L’encadrement sous tous ses angles

Le livre se découpe en quatre sections, qui couvrent l’ensemble des étapes du parcours d’encadrement : la description du contexte des études de maîtrise et de doctorat; les étapes préliminaires et les modalités de suivi et d’encadrement; le processus d’accompagnement en différentes étapes; et finalement, les problèmes et situations critiques. « L’important, c’était d’expliquer le rationnel derrière les choses pour saisir pourquoi une action est peut-être préférable à une autre », souligne celui qui s’intéresse à la construction de la relation directeur de recherche-étudiant.

Une table des matières détaillée de même qu’une annexe qui énumère des questions ou préoccupations courantes et qui indiquent les sections correspondantes facilitent la navigation de l’imposant ouvrage. Un directeur de recherche peut donc voir quelles sections répondent à des problèmes qu’il rencontre, tels que celles portant sur la perte de temps lors des rencontres avec les étudiants ou l’impression qu’il faudrait faire la rédaction à la place de l’étudiant. L’auteur a également pris soin d’intégrer des renvois dans le texte pour rendre la consultation du livre la plus simple possible.

Des besoins grandissants

Depuis quelques décennies, de plus en plus d’étudiants poursuivent des études supérieures, amenant un nouveau lot de problématiques auxquelles les professeurs n’étaient pas habitués. « La tâche des professeurs est très exigeante, constate Mme Gagnon-Paré, surtout dans le contexte de la croissance et de la diversification de l’effectif étudiant. Plusieurs professeurs sont peu formés et préparés à encadrer des étudiants : ils vont alors s’appuyer sur leur propre expérience. » Un professeur qui a eu une bonne expérience avec son propre directeur de thèse ou de maîtrise tentera de reproduire la même chose, et ceux avec de moins bonnes expériences testeront plusieurs méthodes.

La principale préconception des professeurs? « Que l’étudiant soit prêt, autonome », affirme M. Bégin. De la même façon que les professeurs supposent souvent qu’un étudiant avec un diplôme d’études collégiales en poche est prêt pour l’université, on croit qu’un étudiant ayant passé par le premier cycle est prêt pour les études supérieures. « La recherche montre que les résultats antérieurs ne sont pas liés à la diplomation aux études supérieures », souligne l’auteur.
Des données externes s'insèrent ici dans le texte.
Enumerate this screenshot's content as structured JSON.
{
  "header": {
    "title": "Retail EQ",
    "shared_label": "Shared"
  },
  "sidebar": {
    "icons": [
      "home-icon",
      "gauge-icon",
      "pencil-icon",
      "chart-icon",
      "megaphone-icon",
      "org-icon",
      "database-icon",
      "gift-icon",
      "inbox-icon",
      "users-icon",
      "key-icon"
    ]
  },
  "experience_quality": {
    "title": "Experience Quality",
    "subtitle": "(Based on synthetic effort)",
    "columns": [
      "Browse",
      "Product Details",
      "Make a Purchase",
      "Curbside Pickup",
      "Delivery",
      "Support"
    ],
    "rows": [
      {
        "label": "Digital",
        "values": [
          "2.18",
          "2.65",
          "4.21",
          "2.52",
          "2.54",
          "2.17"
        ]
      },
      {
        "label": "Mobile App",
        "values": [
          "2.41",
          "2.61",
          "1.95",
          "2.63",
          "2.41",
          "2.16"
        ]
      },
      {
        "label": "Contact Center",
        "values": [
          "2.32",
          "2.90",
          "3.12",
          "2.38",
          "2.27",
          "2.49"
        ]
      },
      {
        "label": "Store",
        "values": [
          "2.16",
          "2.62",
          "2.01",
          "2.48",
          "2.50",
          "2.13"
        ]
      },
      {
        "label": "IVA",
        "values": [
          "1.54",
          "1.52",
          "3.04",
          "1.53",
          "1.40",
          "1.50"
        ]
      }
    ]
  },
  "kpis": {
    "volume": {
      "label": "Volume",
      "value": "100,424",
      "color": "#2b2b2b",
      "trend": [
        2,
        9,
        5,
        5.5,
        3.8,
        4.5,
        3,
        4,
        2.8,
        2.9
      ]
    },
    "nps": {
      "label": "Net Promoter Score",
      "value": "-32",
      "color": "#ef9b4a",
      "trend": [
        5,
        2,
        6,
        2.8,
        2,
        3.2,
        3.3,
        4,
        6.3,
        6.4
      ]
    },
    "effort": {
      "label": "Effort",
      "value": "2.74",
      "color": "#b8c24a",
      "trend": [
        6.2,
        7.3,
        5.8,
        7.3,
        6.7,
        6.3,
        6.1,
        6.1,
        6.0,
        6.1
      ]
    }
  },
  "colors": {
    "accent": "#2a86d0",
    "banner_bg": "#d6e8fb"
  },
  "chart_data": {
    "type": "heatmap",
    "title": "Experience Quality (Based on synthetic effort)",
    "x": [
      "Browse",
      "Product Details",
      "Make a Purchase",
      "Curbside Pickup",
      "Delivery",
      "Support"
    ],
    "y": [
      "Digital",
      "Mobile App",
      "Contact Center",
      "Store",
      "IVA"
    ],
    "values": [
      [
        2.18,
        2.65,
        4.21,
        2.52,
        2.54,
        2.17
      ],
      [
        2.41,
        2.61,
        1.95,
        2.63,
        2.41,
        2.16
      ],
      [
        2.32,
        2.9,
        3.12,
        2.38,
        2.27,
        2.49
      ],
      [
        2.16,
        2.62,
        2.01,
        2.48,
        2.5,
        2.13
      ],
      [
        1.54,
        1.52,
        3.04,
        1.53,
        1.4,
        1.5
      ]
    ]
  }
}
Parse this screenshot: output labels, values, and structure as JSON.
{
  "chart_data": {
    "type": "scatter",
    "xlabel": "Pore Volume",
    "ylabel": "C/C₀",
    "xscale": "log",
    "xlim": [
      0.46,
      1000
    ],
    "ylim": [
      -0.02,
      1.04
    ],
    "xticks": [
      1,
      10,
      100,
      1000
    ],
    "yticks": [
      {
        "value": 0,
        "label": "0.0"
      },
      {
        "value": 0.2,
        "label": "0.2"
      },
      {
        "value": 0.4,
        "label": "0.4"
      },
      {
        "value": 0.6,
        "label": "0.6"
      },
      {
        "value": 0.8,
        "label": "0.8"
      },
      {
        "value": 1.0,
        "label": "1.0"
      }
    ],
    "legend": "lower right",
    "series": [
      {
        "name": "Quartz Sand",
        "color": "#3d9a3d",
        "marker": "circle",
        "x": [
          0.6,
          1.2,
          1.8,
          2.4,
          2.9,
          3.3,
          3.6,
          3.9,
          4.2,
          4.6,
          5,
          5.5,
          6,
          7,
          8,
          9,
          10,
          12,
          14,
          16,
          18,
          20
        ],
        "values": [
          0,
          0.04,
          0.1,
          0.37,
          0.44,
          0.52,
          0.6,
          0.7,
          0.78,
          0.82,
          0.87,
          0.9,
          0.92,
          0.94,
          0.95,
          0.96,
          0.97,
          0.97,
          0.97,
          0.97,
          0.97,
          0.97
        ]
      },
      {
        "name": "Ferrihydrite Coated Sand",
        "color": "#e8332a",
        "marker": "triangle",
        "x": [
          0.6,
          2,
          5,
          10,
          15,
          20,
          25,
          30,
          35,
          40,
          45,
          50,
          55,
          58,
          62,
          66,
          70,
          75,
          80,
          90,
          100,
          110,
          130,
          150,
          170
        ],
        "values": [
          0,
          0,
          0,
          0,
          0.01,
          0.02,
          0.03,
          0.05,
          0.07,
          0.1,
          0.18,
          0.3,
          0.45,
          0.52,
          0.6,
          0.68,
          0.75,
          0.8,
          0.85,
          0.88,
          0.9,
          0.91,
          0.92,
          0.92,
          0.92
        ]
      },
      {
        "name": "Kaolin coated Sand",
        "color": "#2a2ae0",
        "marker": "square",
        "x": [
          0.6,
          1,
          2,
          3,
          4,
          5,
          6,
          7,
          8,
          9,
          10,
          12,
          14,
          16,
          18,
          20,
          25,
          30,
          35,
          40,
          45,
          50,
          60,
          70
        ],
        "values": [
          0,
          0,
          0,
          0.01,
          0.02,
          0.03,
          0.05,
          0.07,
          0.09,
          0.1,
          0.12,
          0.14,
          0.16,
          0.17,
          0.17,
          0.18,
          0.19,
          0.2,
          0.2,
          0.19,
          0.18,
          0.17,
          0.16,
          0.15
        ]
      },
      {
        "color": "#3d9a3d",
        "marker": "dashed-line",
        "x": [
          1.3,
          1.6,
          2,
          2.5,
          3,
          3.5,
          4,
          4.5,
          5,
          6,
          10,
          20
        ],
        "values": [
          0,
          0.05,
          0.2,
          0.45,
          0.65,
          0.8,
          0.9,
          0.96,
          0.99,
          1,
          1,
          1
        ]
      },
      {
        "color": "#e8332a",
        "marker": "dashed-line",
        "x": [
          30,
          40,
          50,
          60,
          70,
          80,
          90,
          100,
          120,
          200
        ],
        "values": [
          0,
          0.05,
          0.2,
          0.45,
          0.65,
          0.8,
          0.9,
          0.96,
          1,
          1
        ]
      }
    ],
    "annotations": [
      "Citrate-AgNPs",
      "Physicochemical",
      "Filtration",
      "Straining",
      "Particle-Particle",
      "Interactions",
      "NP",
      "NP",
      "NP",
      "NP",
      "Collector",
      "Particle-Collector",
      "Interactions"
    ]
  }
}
Le livre s’adresse aux chercheurs de toutes disciplines, même si l’expérience d’encadrement est quelque peu différente en sciences. « Il existe plusieurs modèles de directeur de recherche; il faut s’approprier ce rôle selon ses propres valeurs », rappelle Mme Gagnon-Paré. L’élément transversal? La bonne communication. « Le meilleur encadreur, c’est celui qui ne tient pas pour acquis que les apprentissages sont faits », insiste M Bégin. Plus que simplement corriger ce que l’étudiant produit, le superviseur doit donc valider, vérifier et poser des questions. Bref, transformer le savoir implicite d’un chercheur en un savoir explicite, et ainsi initier l’étudiant au processus de recherche pour qu’il puisse le reproduire de façon autonome.

« Les nouvelles générations de professeurs sont peut-être un peu plus sensibles à ces problématiques », ajoute-t-il. Cet ouvrage tombe donc à point puisqu’il démontre aux professeurs que certains de leurs collègues ont relevé les mêmes défis et alimente leurs réflexions. « Il y a souvent la perception que l’encadrement aux cycles supérieurs se passe en secret dans le bureau », remarque M. Bégin. Ce dernier mise sur l’approche anecdotique pour permettre aux professeurs de se reconnaître et ainsi briser le mythe à l’effet qu’ils soient seuls.